O avanço desse cenário foi impulsionado por dois movimentos recentes: a troca na equipe de defesa do empresário e a atuação do novo advogado, José Luís Oliveira Lima, que manteve conversas com o ministro André Mendonça, do Supremo Tribunal Federal (STF), e com a Polícia Federal (PF). Segundo informações de bastidores, a possibilidade de colaboração premiada esteve entre os temas discutidos nos encontros.
Além de inquéritos conduzidos pela PF, Vorcaro passou a ser alvo de apurações no âmbito da CPMI do INSS e da CPI do Crime Organizado. Parlamentares que integram os colegiados afirmam que as investigações ganharam novos contornos após a análise de dados obtidos por meio de quebras de sigilo.
De acordo com relatos de integrantes da CPMI, documentos armazenados em uma sala-cofre do Senado apontariam para uma suposta atuação do banqueiro em diferentes esferas de poder. Um dos parlamentares que tiveram acesso ao material afirmou que há registros de documentos e decisões judiciais de interesse do Banco Master que seriam, em tese, sigilosos.
Outros congressistas relatam ainda a existência de indícios de uma ampla rede de contatos mantida por Vorcaro, que incluiria autoridades de alto escalão, como ministros do STF. Também teriam sido identificadas imagens de encontros informais e confraternizações com figuras públicas.
O caso ganhou novos desdobramentos nesta semana após decisões envolvendo o armazenamento das informações.

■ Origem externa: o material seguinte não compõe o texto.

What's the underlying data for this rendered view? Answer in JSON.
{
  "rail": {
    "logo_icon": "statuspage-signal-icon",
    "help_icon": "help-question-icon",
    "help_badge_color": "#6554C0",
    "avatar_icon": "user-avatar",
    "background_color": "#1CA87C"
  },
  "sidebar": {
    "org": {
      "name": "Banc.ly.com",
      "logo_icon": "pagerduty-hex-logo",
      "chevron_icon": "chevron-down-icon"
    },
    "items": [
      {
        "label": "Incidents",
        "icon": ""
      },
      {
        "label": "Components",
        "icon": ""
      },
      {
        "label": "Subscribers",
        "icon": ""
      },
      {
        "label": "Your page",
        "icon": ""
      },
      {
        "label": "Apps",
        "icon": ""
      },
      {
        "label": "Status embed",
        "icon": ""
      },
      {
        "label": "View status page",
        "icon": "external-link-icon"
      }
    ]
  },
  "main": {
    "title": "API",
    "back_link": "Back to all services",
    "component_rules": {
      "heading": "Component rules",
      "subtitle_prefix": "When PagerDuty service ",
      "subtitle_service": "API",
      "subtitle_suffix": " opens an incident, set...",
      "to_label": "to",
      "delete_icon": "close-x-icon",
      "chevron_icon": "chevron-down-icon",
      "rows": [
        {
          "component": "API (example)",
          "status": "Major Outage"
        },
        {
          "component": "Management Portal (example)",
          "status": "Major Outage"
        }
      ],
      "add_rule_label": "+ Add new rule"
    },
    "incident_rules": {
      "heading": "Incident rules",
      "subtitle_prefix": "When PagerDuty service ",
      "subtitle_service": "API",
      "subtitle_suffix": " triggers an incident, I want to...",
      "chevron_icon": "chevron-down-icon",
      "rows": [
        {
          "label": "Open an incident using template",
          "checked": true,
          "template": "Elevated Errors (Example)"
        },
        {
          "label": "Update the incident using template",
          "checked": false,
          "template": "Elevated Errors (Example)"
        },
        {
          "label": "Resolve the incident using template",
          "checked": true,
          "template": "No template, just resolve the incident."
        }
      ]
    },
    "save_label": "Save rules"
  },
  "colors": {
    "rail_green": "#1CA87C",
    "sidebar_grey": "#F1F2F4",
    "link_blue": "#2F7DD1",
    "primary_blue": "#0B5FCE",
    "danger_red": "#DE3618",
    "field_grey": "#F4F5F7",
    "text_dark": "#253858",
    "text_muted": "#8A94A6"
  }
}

Na segunda-feira (16), o ministro André Mendonça, relator do caso no STF, determinou que a Polícia Federal retirasse os dados relacionados a Vorcaro da sala-cofre da CPMI, diante de suspeitas de vazamento.
Dois dias depois, na quarta-feira (18), a PF informou que parte do material havia sido reinserida no sistema do Senado Federal, o que gerou novos questionamentos entre os parlamentares.
Nos corredores do Congresso, a possibilidade de uma delação premiada do banqueiro tem sido tratada com cautela e preocupação. Parlamentares tanto da base governista quanto da oposição avaliam que uma eventual colaboração pode atingir diferentes grupos políticos, a depender do alcance das informações apresentadas.
Durante visitas recentes à sala-cofre da CPMI, deputados e senadores buscaram se desvincular de qualquer relação com os fatos investigados, em meio ao receio de que novos desdobramentos ampliem o impacto político do caso.